In order to meet the ambitious targets, the Vision for Irish Whiskey outlines five key pillars that will support sustainable growth. They are: adequately resourced infrastructure, including financial support for new entrants and adequate malting capacity; category integrity and promotion, including clear guidelines on the production of Irish whiskey and the promotion of geographic indication (GI) status; sustainable supply and demand, incorporating additional capacity to support market growth; an all-island approach to tourism, including the Irish whiskey trail; and a strong home market, creating a sense of pride in the industry at home and abroad.

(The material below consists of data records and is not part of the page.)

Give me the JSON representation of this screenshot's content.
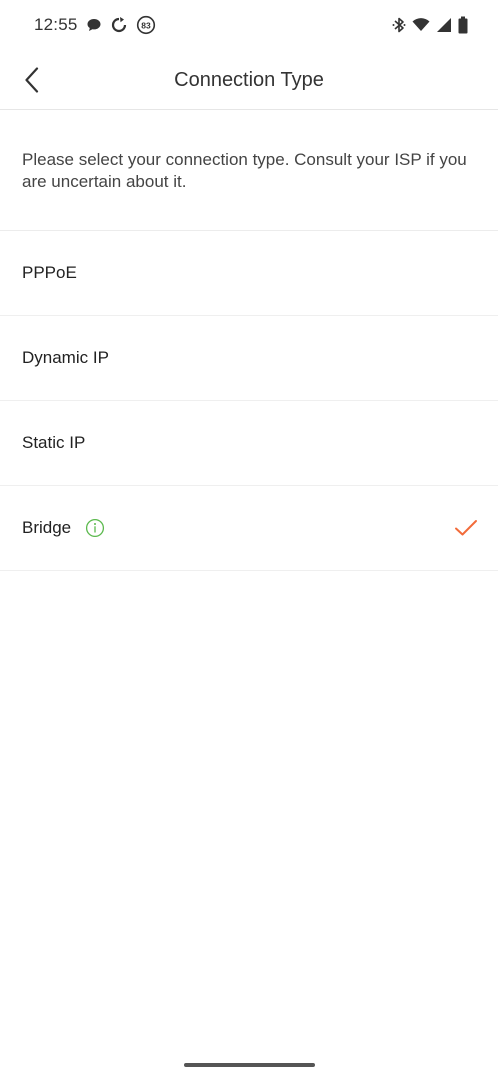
{
  "status_bar": {
    "time": "12:55",
    "notification_count": "83",
    "icons": [
      "chat-bubble-icon",
      "sync-icon",
      "badge-icon",
      "bluetooth-icon",
      "wifi-icon",
      "signal-icon",
      "battery-icon"
    ]
  },
  "app_bar": {
    "title": "Connection Type",
    "back_icon": "chevron-left-icon"
  },
  "description": "Please select your connection type. Consult your ISP if you are uncertain about it.",
  "options": [
    {
      "label": "PPPoE",
      "selected": false,
      "has_info": false
    },
    {
      "label": "Dynamic IP",
      "selected": false,
      "has_info": false
    },
    {
      "label": "Static IP",
      "selected": false,
      "has_info": false
    },
    {
      "label": "Bridge",
      "selected": true,
      "has_info": true
    }
  ],
  "colors": {
    "accent_check": "#f26b3a",
    "info_green": "#5bb94d",
    "divider": "#ececec"
  }
}
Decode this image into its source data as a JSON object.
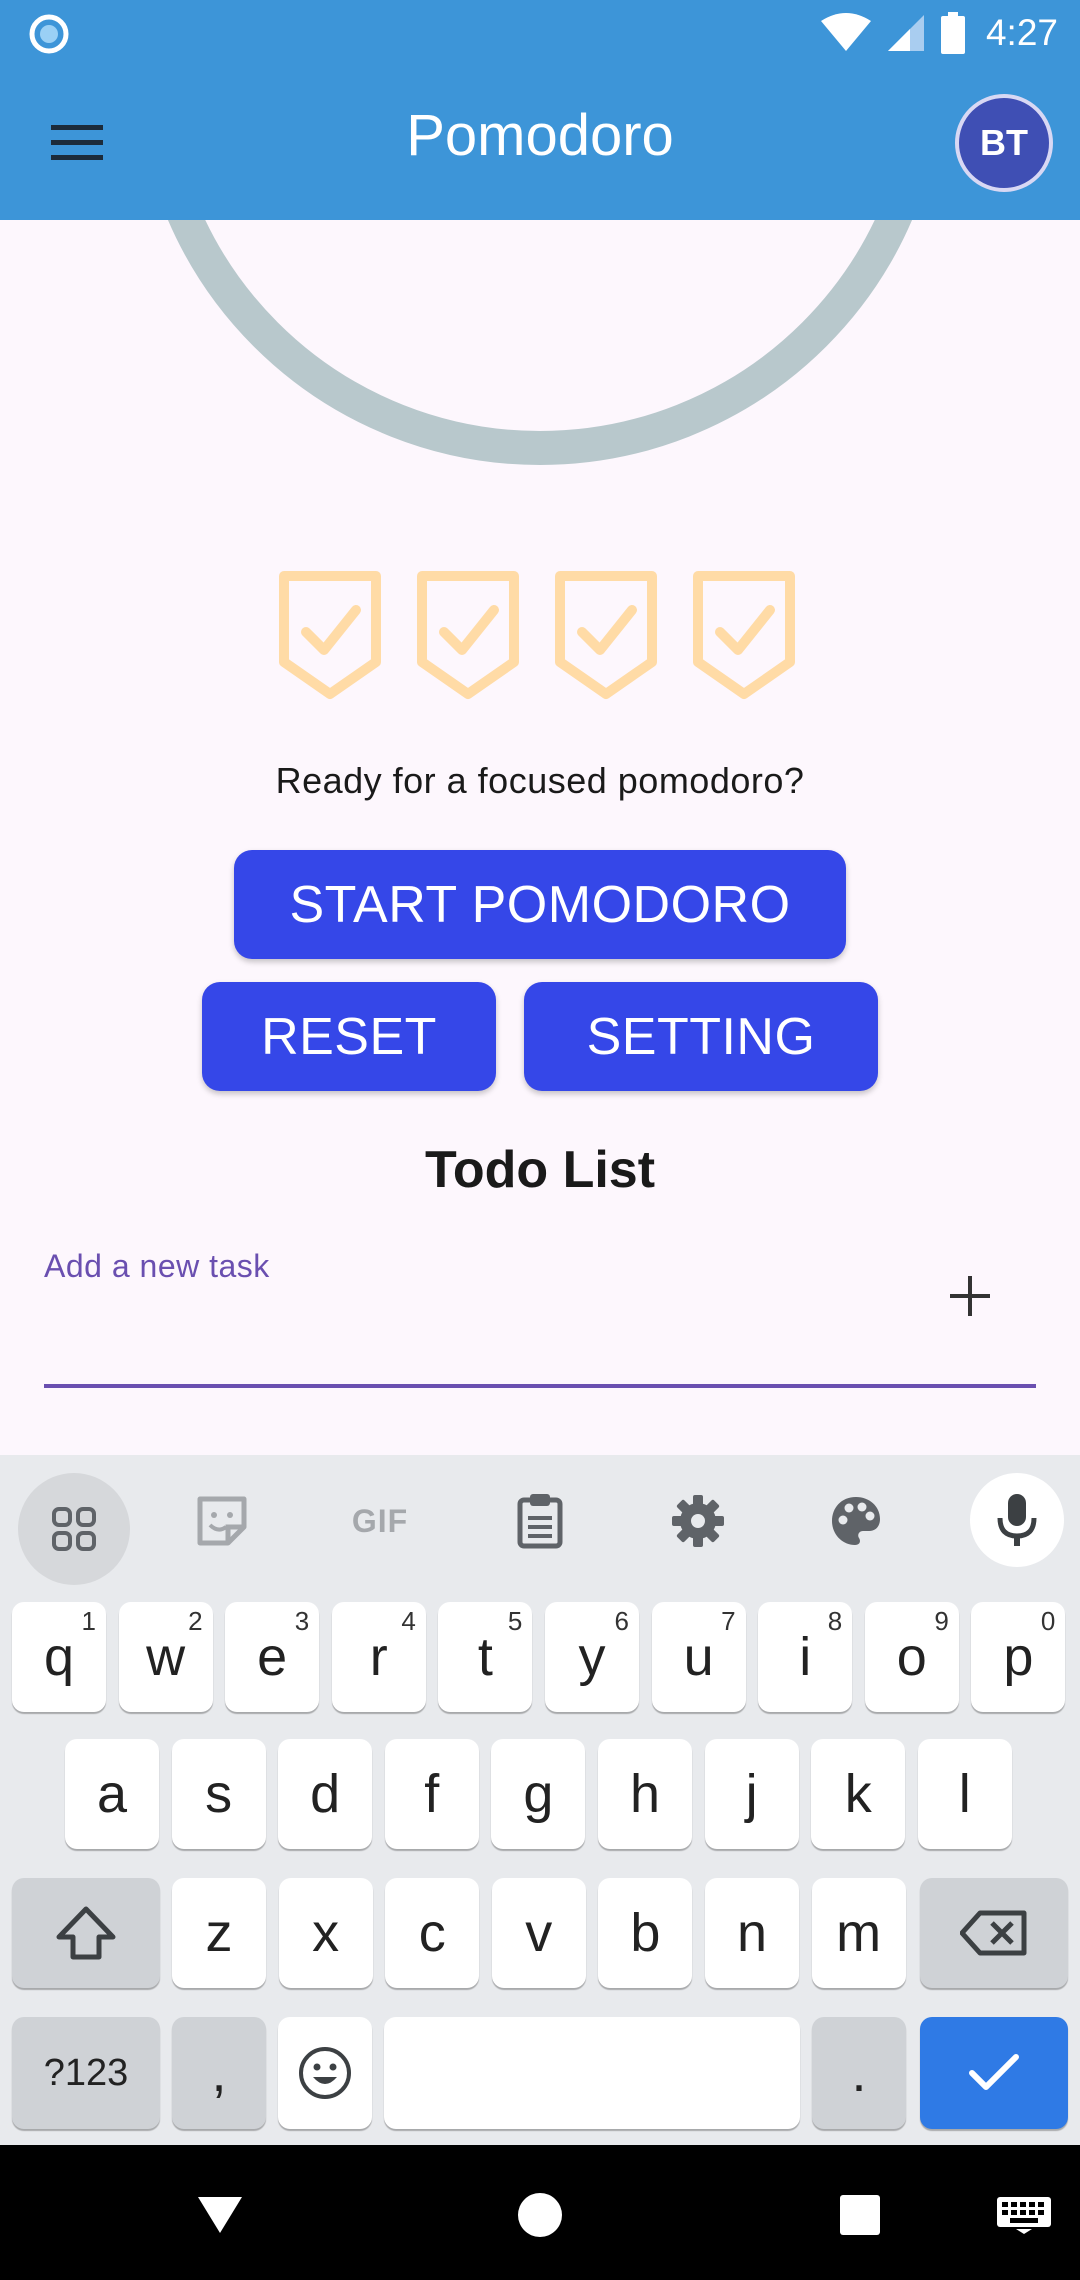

At the document launch Minister Coveney said: “Growth of almost 200% over a decade reflects an industry with ambition, a sense of mission, and a deep understanding of individual markets. Irish whiskey brands now represent the fastest growing spirit globally and with investment of €1 billion planned over a 10-year period, the product and those who champion it will be well placed to generate growth, exports and jobs, and a very special tourist offering celebrating an all-island heritage.”
Bernard Walsh, founder of Walsh Whiskey Distillery and chairman of the Irish Whiskey Association, said: “The potential is massive. If we look at our neighbours in Scotland, we see the world-leading Scotch industry exporting over 90 million nine-litre cases annually. There are over 130 Scottish distilleries that bring investment and employment into rural areas. There is no reason why Ireland cannot achieve similar success.
“We look forward to working with Minister Coveney and other relevant stakeholders going forward to ensure Irish whiskey stays on track to become a true success story for brand Ireland.”